We now address the issue of child support arrearages. Petitioner contends the trial court erred in not sustaining her claim that respondent was in arrears $5,830 rather than $3,011, and in not assessing interest on the arrearage. We disagree.
• 6 The question of the amount owed petitioner by respondent is a factual question for the determination of the trial court, and its decision will not be disturbed unless it is contrary to the manifest weight of the evidence. (See In re Marriage of Jones (1980), 90 Ill. App.3d 95, 96, 412 N.E.2d 1122.) In the case at bar we cannot say the finding of the trial court as to the amount of arrearage in support payments is contrary to the manifest weight of the evidence. Therefore, this judgment is affirmed.
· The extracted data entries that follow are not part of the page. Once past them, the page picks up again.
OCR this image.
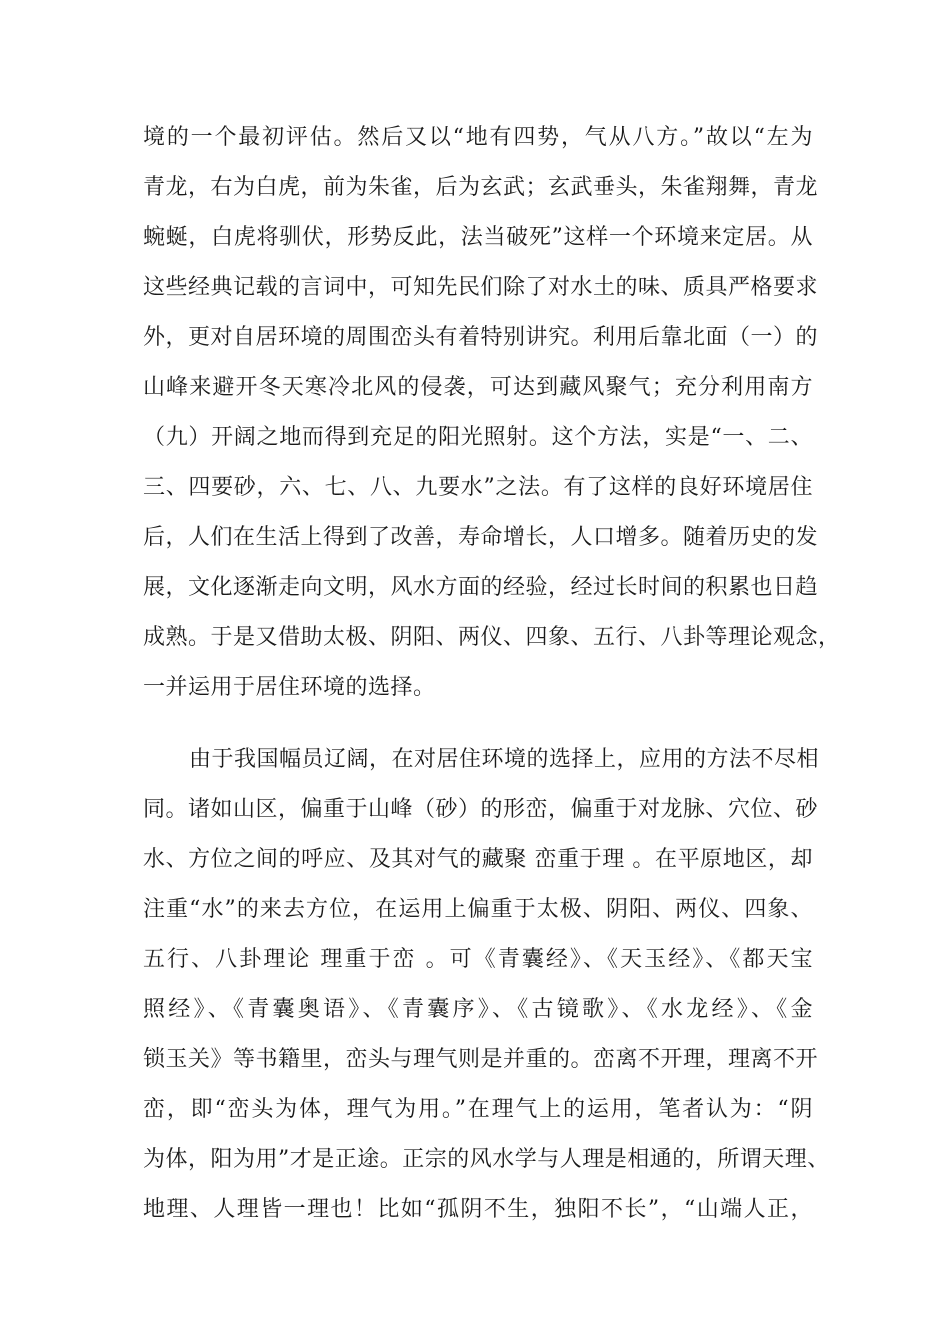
境的一个最初评估。然后又以“地有四势，气从八方。”故以“左为
青龙，右为白虎，前为朱雀，后为玄武；玄武垂头，朱雀翔舞，青龙
蜿蜒，白虎将驯伏，形势反此，法当破死”这样一个环境来定居。从
这些经典记载的言词中，可知先民们除了对水土的味、质具严格要求
外，更对自居环境的周围峦头有着特别讲究。利用后靠北面（一）的
山峰来避开冬天寒冷北风的侵袭，可达到藏风聚气；充分利用南方
（九）开阔之地而得到充足的阳光照射。这个方法，实是“一、二、
三、四要砂，六、七、八、九要水”之法。有了这样的良好环境居住
后，人们在生活上得到了改善，寿命增长，人口增多。随着历史的发
展，文化逐渐走向文明，风水方面的经验，经过长时间的积累也日趋
成熟。于是又借助太极、阴阳、两仪、四象、五行、八卦等理论观念，
一并运用于居住环境的选择。
由于我国幅员辽阔，在对居住环境的选择上，应用的方法不尽相
同。诸如山区，偏重于山峰（砂）的形峦，偏重于对龙脉、穴位、砂
水、方位之间的呼应、及其对气的藏聚 峦重于理 。在平原地区，却
注重“水”的来去方位，在运用上偏重于太极、阴阳、两仪、四象、
五行、八卦理论 理重于峦 。可《青囊经》、《天玉经》、《都天宝
照经》、《青囊奥语》、《青囊序》、《古镜歌》、《水龙经》、《金
锁玉关》等书籍里，峦头与理气则是并重的。峦离不开理，理离不开
峦，即“峦头为体，理气为用。”在理气上的运用，笔者认为：“阴
为体，阳为用”才是正途。正宗的风水学与人理是相通的，所谓天理、
地理、人理皆一理也！比如“孤阴不生，独阳不长”，“山端人正，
• 7 The assessment of interest upon arrearages is a matter of discretion for the trial court. (Finley v. Finley (1980), 81 Ill.2d 317, 332, 410 N.E.2d 12.) There is nothing in the current record to suggest an abuse of discretion in not assessing interest. Therefore the judgment denying interest is affirmed. However, this decision does not in any way preclude the future assessment of interest in the event respondent hereafter becomes delinquent in future payments.
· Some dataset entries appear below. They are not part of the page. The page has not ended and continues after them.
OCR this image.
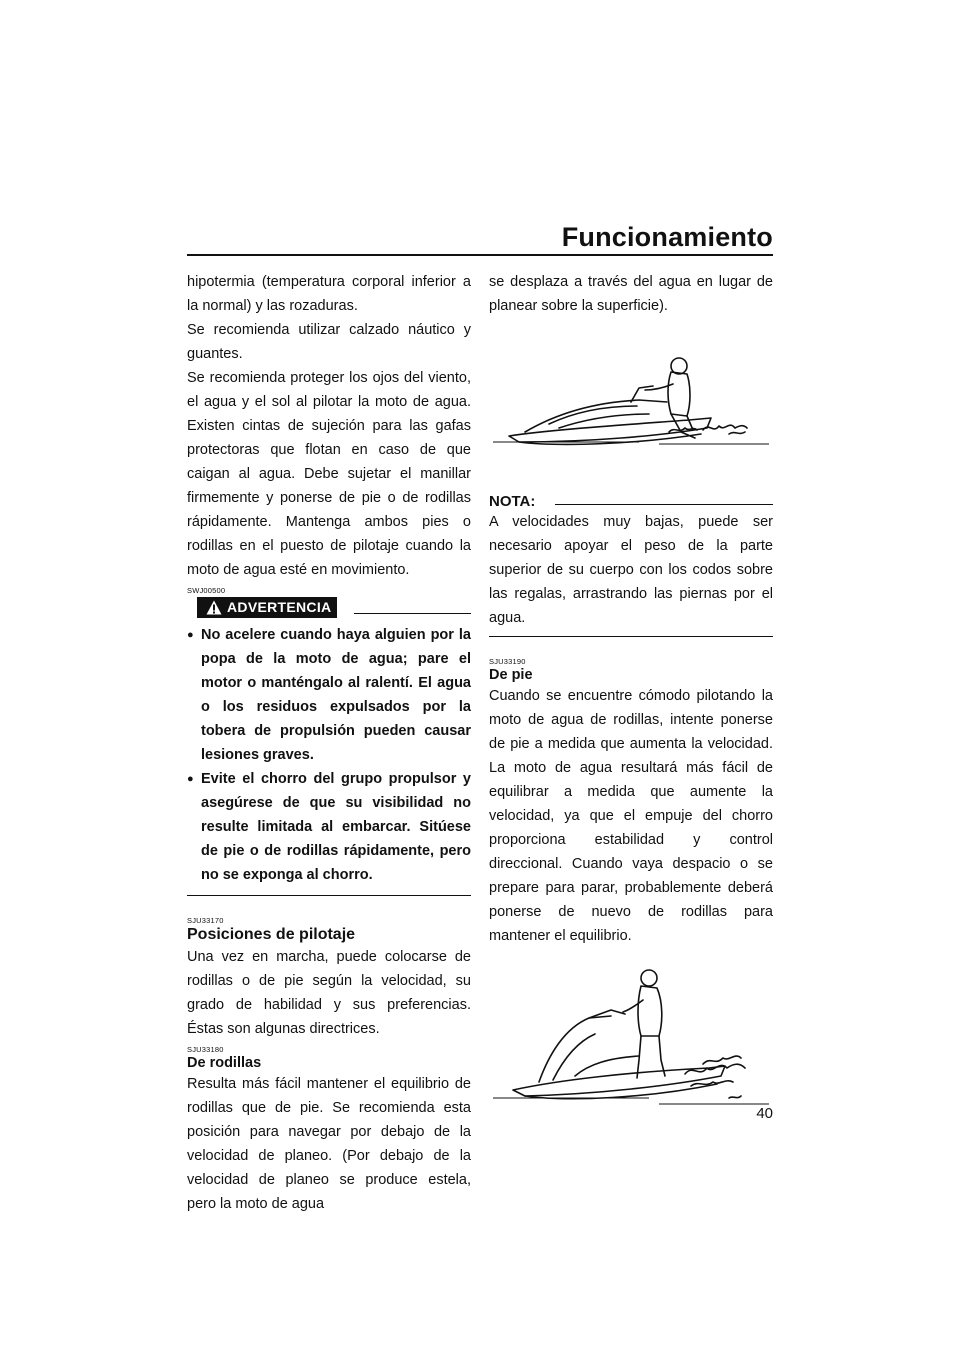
Funcionamiento

hipotermia (temperatura corporal inferior a la normal) y las rozaduras.

Se recomienda utilizar calzado náutico y guantes.

Se recomienda proteger los ojos del viento, el agua y el sol al pilotar la moto de agua. Existen cintas de sujeción para las gafas protectoras que flotan en caso de que caigan al agua. Debe sujetar el manillar firmemente y ponerse de pie o de rodillas rápidamente. Mantenga ambos pies o rodillas en el puesto de pilotaje cuando la moto de agua esté en movimiento.

SWJ00500
ADVERTENCIA
● No acelere cuando haya alguien por la popa de la moto de agua; pare el motor o manténgalo al ralentí. El agua o los residuos expulsados por la tobera de propulsión pueden causar lesiones graves.
● Evite el chorro del grupo propulsor y asegúrese de que su visibilidad no resulte limitada al embarcar. Sitúese de pie o de rodillas rápidamente, pero no se exponga al chorro.
SJU33170
Posiciones de pilotaje

Una vez en marcha, puede colocarse de rodillas o de pie según la velocidad, su grado de habilidad y sus preferencias. Éstas son algunas directrices.

SJU33180
De rodillas

Resulta más fácil mantener el equilibrio de rodillas que de pie. Se recomienda esta posición para navegar por debajo de la velocidad de planeo. (Por debajo de la velocidad de planeo se produce estela, pero la moto de agua

se desplaza a través del agua en lugar de planear sobre la superficie).

NOTA:

A velocidades muy bajas, puede ser necesario apoyar el peso de la parte superior de su cuerpo con los codos sobre las regalas, arrastrando las piernas por el agua.

SJU33190
De pie

Cuando se encuentre cómodo pilotando la moto de agua de rodillas, intente ponerse de pie a medida que aumenta la velocidad. La moto de agua resultará más fácil de equilibrar a medida que aumente la velocidad, ya que el empuje del chorro proporciona estabilidad y control direccional. Cuando vaya despacio o se prepare para parar, probablemente deberá ponerse de nuevo de rodillas para mantener el equilibrio.

40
• 8 Petitioner contends she is entitled to 15% of respondent's annual bonuses from 1975 to the effective date of their divorce pursuant to a court order of July 30, 1975. In that order the court awarded petitioner 15% of respondent's income as "temporary" maintenance and support. By order filed March 11, 1976, the trial court modified this temporary order to $50 per week and declared respondent in arrears in payments of the original temporary maintenance. The March 11, 1976, order did not indicate that the 15% formula would extend beyond the effective period of the earlier order. Therefore, we conclude the original order directing the payment of 15% of respondent's annual bonus as temporary maintenance was superseded by the later order for temporary maintenance. The judgment of the trial court in denying petitioner's claim to a percentage of respondent's bonuses received after March 11, 1976, is affirmed.
• 9 Finally, respondent asserts he is entitled to an annulment and prays this court to reverse the dissolution of marriage and direct judgment for annulment. Our previous opinion expressly reversing the judgment for annulment and directing judgment for dissolution of the marriage has become the law of the case, and we are constrained to act in accordance with our previous decision. (PSL Realty Co. v. Granite Investment Co. (1981), 86 Ill.2d 291, 312.) Therefore, the judgment for dissolution is affirmed.
The judgment of the trial court granting petitioner a dissolution of marriage is accordingly affirmed but is modified to be effective as of July 2, 1979. The trial court is directed to require respondent to pay petitioner the sum of $1,524.66 in additional child support and maintenance for the period from July 2, 1979 to July 8, 1980. Insofar as the trial court awarded unallocated child support and maintenance to petitioner the judgment is affirmed. However, the trial court is directed to increase the amount of said payments to $650 per month, effective from the date this opinion is filed. In all other respects the judgment of the trial court is affirmed.
Affirmed in part, modified in part and remanded with directions.
CAMPBELL, P.J., and McGLOON, J., concur.